Security

1. Security Approach

FileLumo applies practical security controls to protect data, maintain service reliability, and reduce risk across our platform.

We prioritize TLS everywhere users touch us, short retention for server-side copies, and logging that helps us spot abuse without building invasive profiles. Defense in depth matters: no single checkbox replaces careful engineering and ongoing patching.

2. Data Transmission and Storage

Data is transmitted over encrypted HTTPS connections. Uploaded files are handled only for processing purposes and are removed after a limited retention period.

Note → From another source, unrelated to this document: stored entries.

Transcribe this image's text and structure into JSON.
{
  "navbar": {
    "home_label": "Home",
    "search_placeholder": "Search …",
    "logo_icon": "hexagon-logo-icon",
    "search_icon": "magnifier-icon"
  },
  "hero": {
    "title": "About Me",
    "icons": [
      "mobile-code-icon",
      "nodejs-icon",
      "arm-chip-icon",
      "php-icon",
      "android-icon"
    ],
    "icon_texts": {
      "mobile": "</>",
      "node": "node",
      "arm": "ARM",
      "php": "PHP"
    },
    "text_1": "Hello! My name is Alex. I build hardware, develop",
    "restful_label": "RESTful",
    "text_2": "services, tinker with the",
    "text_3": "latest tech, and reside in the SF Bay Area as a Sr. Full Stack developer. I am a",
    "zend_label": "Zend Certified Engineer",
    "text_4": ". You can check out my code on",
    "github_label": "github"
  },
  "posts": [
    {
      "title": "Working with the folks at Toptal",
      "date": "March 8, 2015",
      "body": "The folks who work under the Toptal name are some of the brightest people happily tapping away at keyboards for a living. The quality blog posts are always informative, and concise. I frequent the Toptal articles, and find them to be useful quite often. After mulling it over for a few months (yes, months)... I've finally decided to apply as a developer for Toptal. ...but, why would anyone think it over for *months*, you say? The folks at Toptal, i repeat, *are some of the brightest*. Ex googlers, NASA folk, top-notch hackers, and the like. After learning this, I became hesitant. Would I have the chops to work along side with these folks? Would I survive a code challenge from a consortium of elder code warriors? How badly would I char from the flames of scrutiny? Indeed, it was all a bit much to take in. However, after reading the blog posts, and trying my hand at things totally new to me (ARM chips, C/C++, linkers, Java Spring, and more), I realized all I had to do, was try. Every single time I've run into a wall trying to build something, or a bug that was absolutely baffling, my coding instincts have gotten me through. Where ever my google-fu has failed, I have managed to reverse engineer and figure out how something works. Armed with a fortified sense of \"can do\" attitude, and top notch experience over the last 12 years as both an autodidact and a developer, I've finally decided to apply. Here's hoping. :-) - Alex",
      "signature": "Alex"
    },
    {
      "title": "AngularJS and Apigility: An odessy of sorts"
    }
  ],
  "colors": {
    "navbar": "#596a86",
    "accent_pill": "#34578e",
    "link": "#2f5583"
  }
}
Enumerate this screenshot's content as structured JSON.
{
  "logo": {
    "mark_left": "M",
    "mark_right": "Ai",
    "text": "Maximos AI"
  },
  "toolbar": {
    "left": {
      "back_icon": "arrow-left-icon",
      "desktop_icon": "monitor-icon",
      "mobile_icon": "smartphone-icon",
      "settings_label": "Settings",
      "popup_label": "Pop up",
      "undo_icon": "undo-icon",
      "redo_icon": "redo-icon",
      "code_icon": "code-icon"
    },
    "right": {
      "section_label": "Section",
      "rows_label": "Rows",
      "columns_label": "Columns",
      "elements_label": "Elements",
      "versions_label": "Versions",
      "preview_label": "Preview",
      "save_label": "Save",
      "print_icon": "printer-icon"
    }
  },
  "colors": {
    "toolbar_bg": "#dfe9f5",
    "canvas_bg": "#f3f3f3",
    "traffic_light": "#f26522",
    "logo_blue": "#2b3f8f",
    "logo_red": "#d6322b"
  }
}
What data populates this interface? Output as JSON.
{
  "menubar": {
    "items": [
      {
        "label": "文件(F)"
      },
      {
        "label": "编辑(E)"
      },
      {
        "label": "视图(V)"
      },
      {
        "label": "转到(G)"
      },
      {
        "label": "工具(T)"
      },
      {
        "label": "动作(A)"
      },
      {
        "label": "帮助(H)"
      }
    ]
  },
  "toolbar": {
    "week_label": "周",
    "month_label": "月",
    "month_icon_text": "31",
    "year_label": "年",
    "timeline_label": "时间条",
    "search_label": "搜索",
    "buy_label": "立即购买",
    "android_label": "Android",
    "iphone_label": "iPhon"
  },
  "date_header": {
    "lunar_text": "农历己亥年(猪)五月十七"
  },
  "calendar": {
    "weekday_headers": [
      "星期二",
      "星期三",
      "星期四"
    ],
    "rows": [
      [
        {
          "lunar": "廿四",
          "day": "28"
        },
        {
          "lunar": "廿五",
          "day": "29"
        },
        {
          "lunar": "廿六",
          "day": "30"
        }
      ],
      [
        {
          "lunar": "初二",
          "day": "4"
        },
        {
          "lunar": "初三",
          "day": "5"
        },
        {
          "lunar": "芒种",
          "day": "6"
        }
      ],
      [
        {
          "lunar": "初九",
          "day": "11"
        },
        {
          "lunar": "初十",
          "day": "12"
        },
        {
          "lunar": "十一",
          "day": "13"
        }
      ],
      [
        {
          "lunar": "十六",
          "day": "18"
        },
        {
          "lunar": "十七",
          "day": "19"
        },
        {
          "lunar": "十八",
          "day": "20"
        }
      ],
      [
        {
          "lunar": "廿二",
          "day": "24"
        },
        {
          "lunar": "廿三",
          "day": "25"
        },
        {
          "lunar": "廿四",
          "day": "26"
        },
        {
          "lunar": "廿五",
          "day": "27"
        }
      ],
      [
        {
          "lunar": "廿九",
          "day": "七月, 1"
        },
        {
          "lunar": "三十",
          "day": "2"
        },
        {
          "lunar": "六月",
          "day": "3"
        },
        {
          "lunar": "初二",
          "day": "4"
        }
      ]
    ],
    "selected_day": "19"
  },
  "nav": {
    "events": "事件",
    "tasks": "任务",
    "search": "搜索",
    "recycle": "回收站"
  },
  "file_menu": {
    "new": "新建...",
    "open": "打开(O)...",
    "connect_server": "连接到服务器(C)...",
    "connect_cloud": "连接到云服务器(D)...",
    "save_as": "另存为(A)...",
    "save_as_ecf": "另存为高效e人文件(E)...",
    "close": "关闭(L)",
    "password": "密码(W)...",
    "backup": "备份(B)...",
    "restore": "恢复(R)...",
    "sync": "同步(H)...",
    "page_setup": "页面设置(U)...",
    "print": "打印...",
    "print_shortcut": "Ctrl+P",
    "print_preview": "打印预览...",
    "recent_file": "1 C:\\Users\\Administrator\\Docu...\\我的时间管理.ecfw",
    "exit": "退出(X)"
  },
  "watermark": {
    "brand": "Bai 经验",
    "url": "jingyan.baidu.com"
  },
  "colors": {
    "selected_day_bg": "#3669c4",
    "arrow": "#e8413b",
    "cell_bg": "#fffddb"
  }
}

Some tools run mostly in your browser; others must call an API. The tool page tells you which path applies. Either way, treat every upload as sensitive until you have read that note and are comfortable with the workflow.

3. Access Controls

Access to production systems is restricted to authorized personnel and follows least-privilege principles.

Credentials rotate, MFA is used where available, and administrative actions should leave enough trail for us to investigate if something looks wrong. Contractors with access are bound by confidentiality terms.

4. Monitoring and Abuse Prevention

We monitor platform activity to detect service misuse, suspicious traffic, and operational issues that could affect availability or user safety.

Automated rate limiting and abuse protections reduce the chance of someone using FileLumo as a free CDN for malware distribution or bulk scraping.

5. Responsible Disclosure

If you discover a security issue, please report it at [email protected]. We review and address verified reports as quickly as possible.

Please give us reasonable time to fix issues before public disclosure, and avoid accessing or exfiltrating data that is not yours. We credit researchers when they want credit and when disclosure does not put users at risk.